Is your honey organic?

Is your honey organic? Does it matter?

Pop quiz: how many of the following statements apply to you?

You buy organic produce. You seek out free-trade, non-GMO products whenever possible. You don’t mind paying a few extra dollars for free-range beef or cage-free eggs. You make an effort to shop local.

If you answered yes to any of these questions, why do you make these choices? Probably because you care deeply about what goes into your and your family’s bodies. You most likely want to ensure the people responsible for growing, picking, and preparing your food are paid and treated fairly. You almost certainly prioritize the humane treatment of animals before they become your supper.

One more question: is your choice of honey organic? You may be shocked to learn that this is one time that “organic” perhaps shouldn’t be at the top of your checklist.

First, a little honey bomb of knowledge: the USDA does not currently have any officially approved USDA organic honey standards. (A draft of a recommended standard was presented by the National Organic Standards Board in October of 2010, but it has not been adopted by the USDA.) But, you say,

“I’ve seen the ‘USDA organic’ green sticker on jars in the store!”

Chances are high that the USDA organic honey you see is not even produced in this country. How does that work? Well, the USDA allows its label to be used on products that meet the organic standards of the country of origin. Next time you see the USDA green sticker, I challenge you to flip that jar around. Chances are high that the honey was either produced in Mexico, Canada, or Brazil. (I recently performed a small unscientific test at my local Whole Foods. All three honeys labeled as USDA organic on the shelf were produced outside of the United States — including the Whole Foods brand.) So much for buying local. Further, even if the honey is produced in this country, the labeling and adulteration of honey is infamously egregious. Adulteration refers to the mixing of honey with another inferior and inexpensive product. Who’s excited about a bit of high fructose corn syrup with their honey?!

Country of origin on label of the same USDA organic honey pictured above.

Without a USDA standard and accompanied enforcement, I wouldn’t place much merit on that little green sticker.
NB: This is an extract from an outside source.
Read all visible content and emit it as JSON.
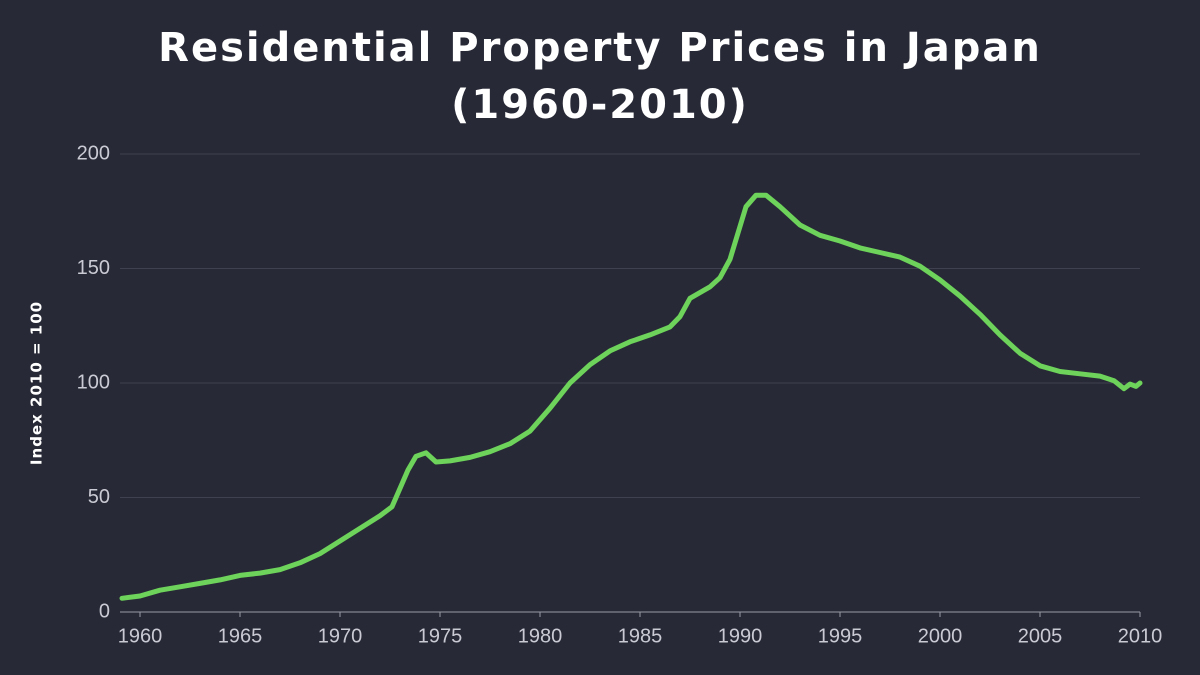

Finally, it’s important to note that bees aren’t livestock that can be kept in a pen and whose movements we can control. Any organic standard would have to apply to not only the practices kept by the beekeeper in controlling pests and disease, but also what flowers the bees are visiting for feed. Did you know bees will forage up to 3–5 miles in any direction, as necessary, to find food? That means in order for a honey to be indisputably organic, the bees would have to be raised on a plot of 100 square miles of certified organic land. That is equivalent to approximately 48,400 football fields — including end zones!

Here’s the takeaway: organic honey may not be worth the sticker it’s printed on.
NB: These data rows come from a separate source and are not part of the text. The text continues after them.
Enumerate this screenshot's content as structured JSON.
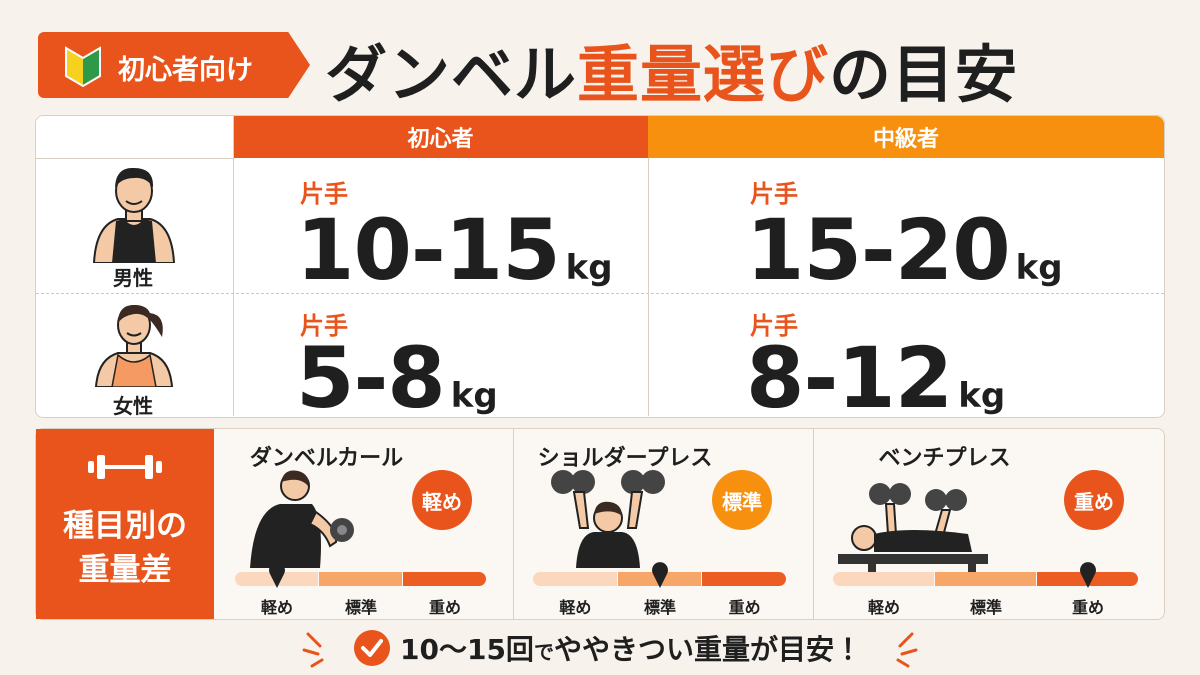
{
  "header": {
    "badge": "初心者向け",
    "title_parts": [
      "ダンベル",
      "重量選び",
      "の目安"
    ]
  },
  "table": {
    "columns": [
      "初心者",
      "中級者"
    ],
    "rows": [
      {
        "label": "男性",
        "cells": [
          {
            "hand": "片手",
            "range": "10-15",
            "unit": "kg"
          },
          {
            "hand": "片手",
            "range": "15-20",
            "unit": "kg"
          }
        ]
      },
      {
        "label": "女性",
        "cells": [
          {
            "hand": "片手",
            "range": "5-8",
            "unit": "kg"
          },
          {
            "hand": "片手",
            "range": "8-12",
            "unit": "kg"
          }
        ]
      }
    ]
  },
  "exercises": {
    "heading": [
      "種目別の",
      "重量差"
    ],
    "scale": [
      "軽め",
      "標準",
      "重め"
    ],
    "items": [
      {
        "name": "ダンベルカール",
        "badge": "軽め"
      },
      {
        "name": "ショルダープレス",
        "badge": "標準"
      },
      {
        "name": "ベンチプレス",
        "badge": "重め"
      }
    ]
  },
  "footer": {
    "parts": [
      "10〜15回",
      "で",
      "ややきつい重量が目安！"
    ]
  }
}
But wait! Just because I’ve encouraged you to look past the organic label doesn’t mean there aren’t other standards and criteria I recommend you seek that are much more important than the ‘organic’ name we’ve all grown to love. So what should you look for?
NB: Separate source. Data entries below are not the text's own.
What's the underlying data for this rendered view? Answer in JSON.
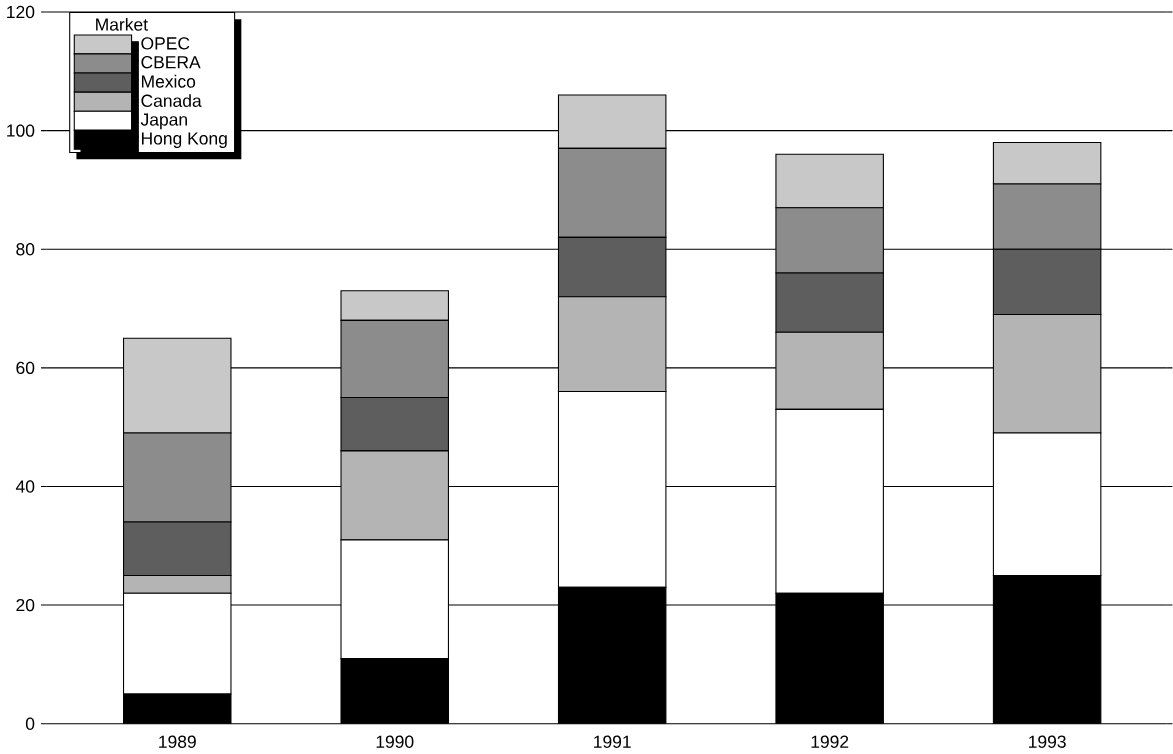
{
  "chart_data": {
    "type": "bar",
    "stacked": true,
    "legend_title": "Market",
    "legend": "top left",
    "categories": [
      "1989",
      "1990",
      "1991",
      "1992",
      "1993"
    ],
    "series": [
      {
        "name": "Hong Kong",
        "color": "#000000",
        "values": [
          5,
          11,
          23,
          22,
          25
        ]
      },
      {
        "name": "Japan",
        "color": "#ffffff",
        "values": [
          17,
          20,
          33,
          31,
          24
        ]
      },
      {
        "name": "Canada",
        "color": "#b4b4b4",
        "values": [
          3,
          15,
          16,
          13,
          20
        ]
      },
      {
        "name": "Mexico",
        "color": "#5e5e5e",
        "values": [
          9,
          9,
          10,
          10,
          11
        ]
      },
      {
        "name": "CBERA",
        "color": "#8c8c8c",
        "values": [
          15,
          13,
          15,
          11,
          11
        ]
      },
      {
        "name": "OPEC",
        "color": "#c8c8c8",
        "values": [
          16,
          5,
          9,
          9,
          7
        ]
      }
    ],
    "ylim": [
      0,
      120
    ],
    "yticks": [
      0,
      20,
      40,
      60,
      80,
      100,
      120
    ],
    "grid": "y"
  }
}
Here’s the short answer: Know your beekeeper. Research, and ask questions if need be. How does he or she prioritize the health of the honeybees over honey production? What practices does he employ to help fight disease and pests? Keep in mind that anything going into the hive has the potential to not only end up on your plate, but also affects the health of the honeybees as well.

The long answer: “Natural” beekeeping is a term that beeks (that’s beekeepers+geeks) have coined to describe practices ensuring the health and well-being of the bees are first and foremost. Those practices include, but are not limited to:

  1. refraining from using any pesticides or other treatments not naturally derived from entering the hives
  2. ensuring apiaries only contain as many bees as can be supported by the nectar and pollen supply
  3. refraining from using paint and other chemicals inside the hive
  4. only providing the bees with supplemental feed if the well-being of the honeybees is dependent upon it, rather than to boost honey production. And if supplemental feeding is required, high fructose corn syrup should never be used. (Unfortunately this is very common in large-scale commercial beekeeping.)

Thankfully lots of smaller-scale commercial operations utilize these practices.

Bottom line: Know your beek! I encourage you to visit farmer’s markets to buy honey from your local beekeepers. That allows you to ask informed questions, and support a local business. Double-win!